= Edward R. McGlynn =

American politician

Edward R. McGlynn, an American Republican Party politician, served as chief of staff to New Jersey Governor Thomas Kean. He is the brother of Richard McGlynn, a former Superior Court Judge and state utilities regulator who lost the 1981 Republican gubernatorial primary to Kean. His father, William E. McGlynn, was a two-term councilman in Kearny, New Jersey and an unsuccessful candidate for Congress against Peter Rodino in 1954.

McGlynn is a graduate of McKendree College, Lebanon, Ill. After college, he worked as a labor relations representative for General Motors Corporation, and was responsible for negotiating grievance settlements with the United Auto Workers of America. He later attended Seton Hall University Law School at night and during the day worked as an investigator with the Essex County Prosecutors office. He graduated law school in 1974 and joined a firm which became McGlynn, McGlynn & McCormack. There, he served as planning board attorney for the Borough of Point Pleasant Beach for three years, then as the borough attorney until 1982.

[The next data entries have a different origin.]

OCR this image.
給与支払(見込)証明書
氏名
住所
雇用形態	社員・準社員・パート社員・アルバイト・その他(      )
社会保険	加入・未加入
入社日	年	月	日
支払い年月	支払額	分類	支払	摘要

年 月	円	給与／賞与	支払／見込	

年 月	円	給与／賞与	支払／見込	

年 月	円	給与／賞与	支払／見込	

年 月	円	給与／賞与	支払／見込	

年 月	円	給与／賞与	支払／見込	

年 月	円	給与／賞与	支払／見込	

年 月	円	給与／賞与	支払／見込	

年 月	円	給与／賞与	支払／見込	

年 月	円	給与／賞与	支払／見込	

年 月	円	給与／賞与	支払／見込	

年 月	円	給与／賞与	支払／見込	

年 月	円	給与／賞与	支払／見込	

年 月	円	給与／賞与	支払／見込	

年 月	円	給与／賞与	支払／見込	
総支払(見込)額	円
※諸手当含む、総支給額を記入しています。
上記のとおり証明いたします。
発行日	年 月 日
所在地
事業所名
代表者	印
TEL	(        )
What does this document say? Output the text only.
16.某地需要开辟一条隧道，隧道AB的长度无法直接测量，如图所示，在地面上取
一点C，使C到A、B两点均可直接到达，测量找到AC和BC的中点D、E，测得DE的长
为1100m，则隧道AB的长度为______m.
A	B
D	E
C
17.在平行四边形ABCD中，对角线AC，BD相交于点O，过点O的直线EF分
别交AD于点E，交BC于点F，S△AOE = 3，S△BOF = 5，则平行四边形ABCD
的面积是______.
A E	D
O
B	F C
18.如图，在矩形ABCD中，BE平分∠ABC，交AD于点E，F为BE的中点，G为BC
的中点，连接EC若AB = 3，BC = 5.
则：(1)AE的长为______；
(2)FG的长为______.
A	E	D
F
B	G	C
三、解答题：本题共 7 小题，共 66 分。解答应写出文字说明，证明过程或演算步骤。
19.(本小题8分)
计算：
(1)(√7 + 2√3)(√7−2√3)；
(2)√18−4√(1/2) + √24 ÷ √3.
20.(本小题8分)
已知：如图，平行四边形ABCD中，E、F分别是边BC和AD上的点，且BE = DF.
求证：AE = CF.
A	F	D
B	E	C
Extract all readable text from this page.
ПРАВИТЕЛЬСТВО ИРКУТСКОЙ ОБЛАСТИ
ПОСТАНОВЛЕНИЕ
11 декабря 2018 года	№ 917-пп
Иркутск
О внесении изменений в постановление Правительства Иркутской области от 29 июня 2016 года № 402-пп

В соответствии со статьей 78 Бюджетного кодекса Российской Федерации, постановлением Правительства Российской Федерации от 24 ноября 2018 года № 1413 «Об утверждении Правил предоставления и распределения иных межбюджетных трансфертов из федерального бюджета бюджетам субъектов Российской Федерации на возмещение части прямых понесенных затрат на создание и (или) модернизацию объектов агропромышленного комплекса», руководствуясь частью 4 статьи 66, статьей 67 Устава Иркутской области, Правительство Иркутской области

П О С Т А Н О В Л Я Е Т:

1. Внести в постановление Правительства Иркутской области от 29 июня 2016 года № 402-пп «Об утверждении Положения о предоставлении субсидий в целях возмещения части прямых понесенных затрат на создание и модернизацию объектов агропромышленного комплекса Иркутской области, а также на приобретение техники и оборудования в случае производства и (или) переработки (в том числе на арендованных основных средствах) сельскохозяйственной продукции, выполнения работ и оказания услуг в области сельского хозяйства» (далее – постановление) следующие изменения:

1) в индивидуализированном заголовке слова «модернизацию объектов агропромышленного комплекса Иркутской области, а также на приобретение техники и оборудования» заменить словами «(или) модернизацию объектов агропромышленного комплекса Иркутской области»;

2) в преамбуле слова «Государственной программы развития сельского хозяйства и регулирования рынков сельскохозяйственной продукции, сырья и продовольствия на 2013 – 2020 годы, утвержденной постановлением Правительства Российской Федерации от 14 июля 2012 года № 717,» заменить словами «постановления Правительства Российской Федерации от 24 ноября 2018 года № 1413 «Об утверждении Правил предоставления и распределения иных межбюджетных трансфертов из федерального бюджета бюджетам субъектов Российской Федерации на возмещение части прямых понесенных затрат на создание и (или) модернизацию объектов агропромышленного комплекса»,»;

In 1982, McGlynn became special assistant deputy attorney general to then attorney general Irwin Kimmleman and shortly thereafter became executive assistant deputy attorney general to Kimmleman. In 1984, he became Kean's deputy chief of staff. After the 1985, election, Kean named McGlynn as his chief of staff.

He practiced law after Kean left office. In 1995, McGlynn formed ERM Government Affairs, Inc., working in tandem with The Alman Group, and specializing in traditional lobbying and government affairs along with a significant amount of business development for many clients.